Выбрать главу

— Нет отряда, нет, — говорил Збигнев. — Все погибло — вера, воля, Жечь Посполита. Зачем была вся эта кровь? Зачем столько её пролили? Столько виселиц и каторжан? Неужели те паны, что начинали восстание, верили в победу?

Он уже не говорил, а кричал, потрясая над головой руками, и сам весь трясся, как в лихорадке.

— Брата повесили, отец и сестра в тюрьме, а я… А мне что делать? Что со мной будет? Как мне спастись?

Все молчали, угнетённые и этим отчаянным криком, и известием о пленении отряда Ковальского.

— Кто поднял край? Варшавские паны-безумцы. Власти захотели. И для этого нас, как баранов, погнали… Ну, чего молчите? Неужто ещё думаете воевать? Сюда полк конницы идёт. Полк!

К Збигневу подошёл Лемжа, командир отряда, сказал:

— Тихо. Не хочешь сражаться — твоя воля, иди домой. А я не хочу больше слушать дезертира и паникёра.

— Я — дезертир? Паникёр? Как ты, пся крев, можешь так говорить. Я с первых боев… Я… — Пригнувшись, выставив вперёд руки с растопыренными пальцами, Збигнев пошёл на Лемжу.

Тот отступил назад, выхватил из ножен саблю.

— А-а, — закричал Збигнев. — Ты, курва, с саблей!

Богушевич и Микола кинулись к Збигневу, заслонили от него Лемжу. Начали успокаивать, уговаривать, и Збигнев сразу обмяк, постоял молча, в нерешительности и сел, опершись спиной о ствол берёзы. Сидел с опущенной головой, будто дремал.

— Вы, пан Збигнев, устали, отдохните, — сказал Богушевич.

Тот, словно послушав его совета, сполз по шершавому стволу, повалился наземь, уснул.

— Ну, что будем делать, — после неловкого, тяжёлого молчания спросил Лемжа. Он был встревожен, бледен, тонкие побелевшие пальцы все ещё сжимали эфес оголённой сабли.

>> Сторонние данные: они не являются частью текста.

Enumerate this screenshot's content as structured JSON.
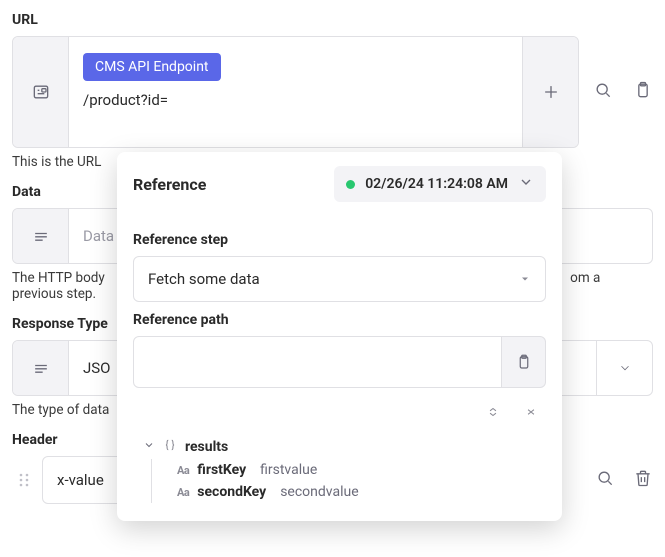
{
  "url": {
    "label": "URL",
    "chip": "CMS API Endpoint",
    "path": "/product?id=",
    "helper": "This is the URL "
  },
  "data": {
    "label": "Data",
    "placeholder": "Data",
    "helper_prefix": "The HTTP body ",
    "helper_suffix": "om a previous step."
  },
  "response": {
    "label": "Response Type",
    "value": "JSO",
    "helper": "The type of data"
  },
  "header": {
    "label": "Header",
    "key": "x-value"
  },
  "popover": {
    "title": "Reference",
    "timestamp": "02/26/24 11:24:08 AM",
    "step_label": "Reference step",
    "step_value": "Fetch some data",
    "path_label": "Reference path",
    "tree": {
      "root": "results",
      "items": [
        {
          "key": "firstKey",
          "value": "firstvalue"
        },
        {
          "key": "secondKey",
          "value": "secondvalue"
        }
      ]
    }
  }
}
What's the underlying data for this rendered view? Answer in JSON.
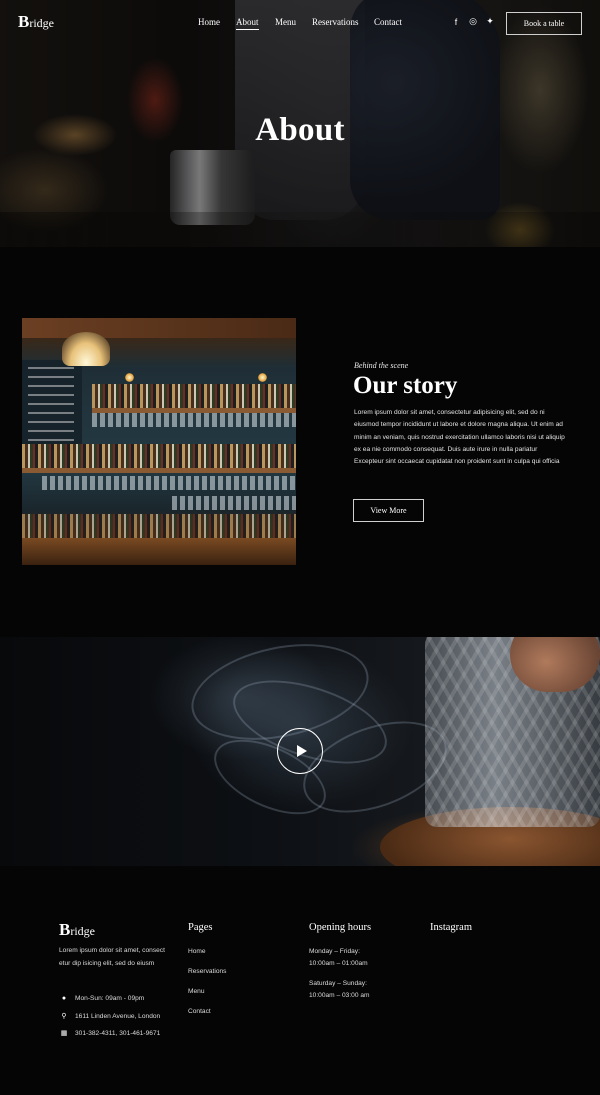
{
  "brand": {
    "initial": "B",
    "rest": "ridge"
  },
  "nav": {
    "items": [
      "Home",
      "About",
      "Menu",
      "Reservations",
      "Contact"
    ],
    "active": "About"
  },
  "social": [
    {
      "name": "facebook-icon",
      "glyph": "f"
    },
    {
      "name": "instagram-icon",
      "glyph": "◎"
    },
    {
      "name": "twitter-icon",
      "glyph": "✦"
    }
  ],
  "book_button": "Book a table",
  "hero": {
    "title": "About"
  },
  "story": {
    "eyebrow": "Behind the scene",
    "title": "Our story",
    "text": "Lorem ipsum dolor sit amet, consectetur adipisicing elit, sed do ni eiusmod tempor incididunt ut labore et dolore magna aliqua. Ut enim ad minim an veniam, quis nostrud exercitation ullamco laboris nisi ut aliquip ex ea nie commodo consequat. Duis aute irure in nulla pariatur Excepteur sint occaecat cupidatat non proident sunt in culpa qui officia",
    "button": "View More"
  },
  "footer": {
    "description": "Lorem ipsum dolor sit amet, consect etur dip isicing elit, sed do eiusm",
    "contacts": [
      {
        "icon": "clock-icon",
        "glyph": "●",
        "text": "Mon-Sun: 09am - 09pm"
      },
      {
        "icon": "location-pin-icon",
        "glyph": "⚲",
        "text": "1611 Linden Avenue, London"
      },
      {
        "icon": "phone-icon",
        "glyph": "▦",
        "text": "301-382-4311, 301-461-9671"
      }
    ],
    "pages_title": "Pages",
    "pages": [
      "Home",
      "Reservations",
      "Menu",
      "Contact"
    ],
    "hours_title": "Opening hours",
    "hours": [
      {
        "days": "Monday – Friday:",
        "time": "10:00am – 01:00am"
      },
      {
        "days": "Saturday – Sunday:",
        "time": "10:00am – 03:00 am"
      }
    ],
    "instagram_title": "Instagram"
  }
}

— Саблю спрячь, — подсказали ему.

Лемжа испуганно и удивлённо взглянул на саблю, видно, не понимая, как она очутилась у него в руке. Потом стал вставлять острие клинка в ножны, но рука дрожала, и сабля не попадала в отверстие.

— Так что будем делать? — снова спросил он и резко, со злостью лязгнул саблей — наконец она влезла в ножны. — Я думаю, надо идти дальше на запад, куда отступают все отряды. Идти и давать бой войску.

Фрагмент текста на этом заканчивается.